The cocktail list is divided into three sections: house cocktails, “wine”, and no-brainers, and there’s interesting drinking to be had in each section.

Under the house cocktails, you’ll find pearlers like the Haymarket (vodka, Thai basil, lime leaf, ginger, sichuan, lemongrass, ume) inspired by Sydney’s Chinatown, the Hall Street Fizz (rum, matcha, mangosteen, coconut oil, fermented oats).

The remarkable thing, however, is that you’re receiving these complex drinks, that have layer after layer of flavour, in such quick time — it’s a welcome antidote to the bars in which you’ll wait 10 or 15 minutes for your drink to appear. It’s not that there isn’t a lot of technique applied to these drinks, it’s just that — like with the fermented fruit wines — the work is done in advance.

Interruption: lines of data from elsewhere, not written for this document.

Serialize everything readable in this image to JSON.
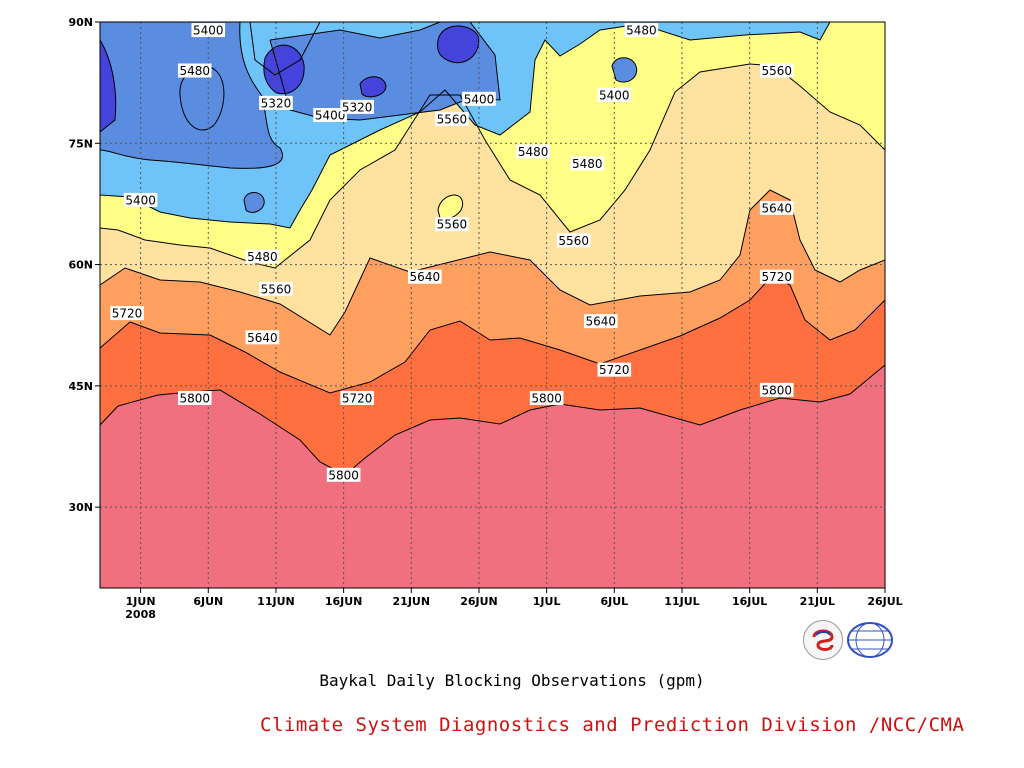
{
  "caption": "Baykal Daily Blocking Observations (gpm)",
  "credit": "Climate System Diagnostics and Prediction Division /NCC/CMA",
  "logos": {
    "left": "BCC",
    "right": "NCC"
  },
  "colors": {
    "lt5320": "#4444dd",
    "c5320": "#5a8ce0",
    "c5400": "#6ec4f8",
    "c5480": "#ffff88",
    "c5560": "#ffe2a0",
    "c5640": "#ffa060",
    "c5720": "#ff7040",
    "c5800": "#f07080",
    "credit": "#d01010"
  },
  "chart_data": {
    "type": "contour",
    "title": "Baykal Daily Blocking Observations (gpm)",
    "x_ticks": [
      "1JUN",
      "6JUN",
      "11JUN",
      "16JUN",
      "21JUN",
      "26JUN",
      "1JUL",
      "6JUL",
      "11JUL",
      "16JUL",
      "21JUL",
      "26JUL"
    ],
    "x_year_label": "2008",
    "x_range": [
      "2008-05-29",
      "2008-07-26"
    ],
    "y_ticks": [
      "30N",
      "45N",
      "60N",
      "75N",
      "90N"
    ],
    "y_range": [
      20,
      90
    ],
    "contour_levels": [
      5320,
      5400,
      5480,
      5560,
      5640,
      5720,
      5800
    ],
    "contour_labels": [
      {
        "text": "5400",
        "date": "2008-06-06",
        "lat": 89
      },
      {
        "text": "5480",
        "date": "2008-06-05",
        "lat": 84
      },
      {
        "text": "5320",
        "date": "2008-06-11",
        "lat": 80
      },
      {
        "text": "5400",
        "date": "2008-06-15",
        "lat": 78.5
      },
      {
        "text": "5320",
        "date": "2008-06-17",
        "lat": 79.5
      },
      {
        "text": "5560",
        "date": "2008-06-24",
        "lat": 78
      },
      {
        "text": "5400",
        "date": "2008-06-26",
        "lat": 80.5
      },
      {
        "text": "5480",
        "date": "2008-06-30",
        "lat": 74
      },
      {
        "text": "5480",
        "date": "2008-07-08",
        "lat": 89
      },
      {
        "text": "5400",
        "date": "2008-07-06",
        "lat": 81
      },
      {
        "text": "5480",
        "date": "2008-07-04",
        "lat": 72.5
      },
      {
        "text": "5560",
        "date": "2008-07-18",
        "lat": 84
      },
      {
        "text": "5400",
        "date": "2008-06-01",
        "lat": 68
      },
      {
        "text": "5560",
        "date": "2008-06-24",
        "lat": 65
      },
      {
        "text": "5560",
        "date": "2008-07-03",
        "lat": 63
      },
      {
        "text": "5640",
        "date": "2008-07-18",
        "lat": 67
      },
      {
        "text": "5480",
        "date": "2008-06-10",
        "lat": 61
      },
      {
        "text": "5560",
        "date": "2008-06-11",
        "lat": 57
      },
      {
        "text": "5640",
        "date": "2008-06-22",
        "lat": 58.5
      },
      {
        "text": "5720",
        "date": "2008-05-31",
        "lat": 54
      },
      {
        "text": "5640",
        "date": "2008-06-10",
        "lat": 51
      },
      {
        "text": "5640",
        "date": "2008-07-05",
        "lat": 53
      },
      {
        "text": "5720",
        "date": "2008-07-18",
        "lat": 58.5
      },
      {
        "text": "5720",
        "date": "2008-07-06",
        "lat": 47
      },
      {
        "text": "5800",
        "date": "2008-06-05",
        "lat": 43.5
      },
      {
        "text": "5720",
        "date": "2008-06-17",
        "lat": 43.5
      },
      {
        "text": "5800",
        "date": "2008-07-01",
        "lat": 43.5
      },
      {
        "text": "5800",
        "date": "2008-07-18",
        "lat": 44.5
      },
      {
        "text": "5800",
        "date": "2008-06-16",
        "lat": 34
      }
    ],
    "grid": true
  }
}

“We do all the weird shit behind the scenes, so when we put it in a glass it looks like a normal glass, if not sometimes more basic than others because we don’t garnish that much,” Whiley says. “We just serve what is tasty and in season.”

Three fruit wines were on when we visited and included a banana wine, melon wine, and a blackberry wine; Whiley and the team put a lot of work into these, and when they’re gone they’re gone — some of them have been left to ferment for two months, and it’s not the sort of thing you can whip up another batch of at a moment’s notice.

The space itself is dark, with black on the walls and moody dark green tables, which draws our attention to the bar top itself.

Our best advice is to grab one of the five or six seats at the bar itself, where you can get your utter bar geek on and admire the flat bar set up with everything placed just so, within an easy grasp — it’s a sight to behold.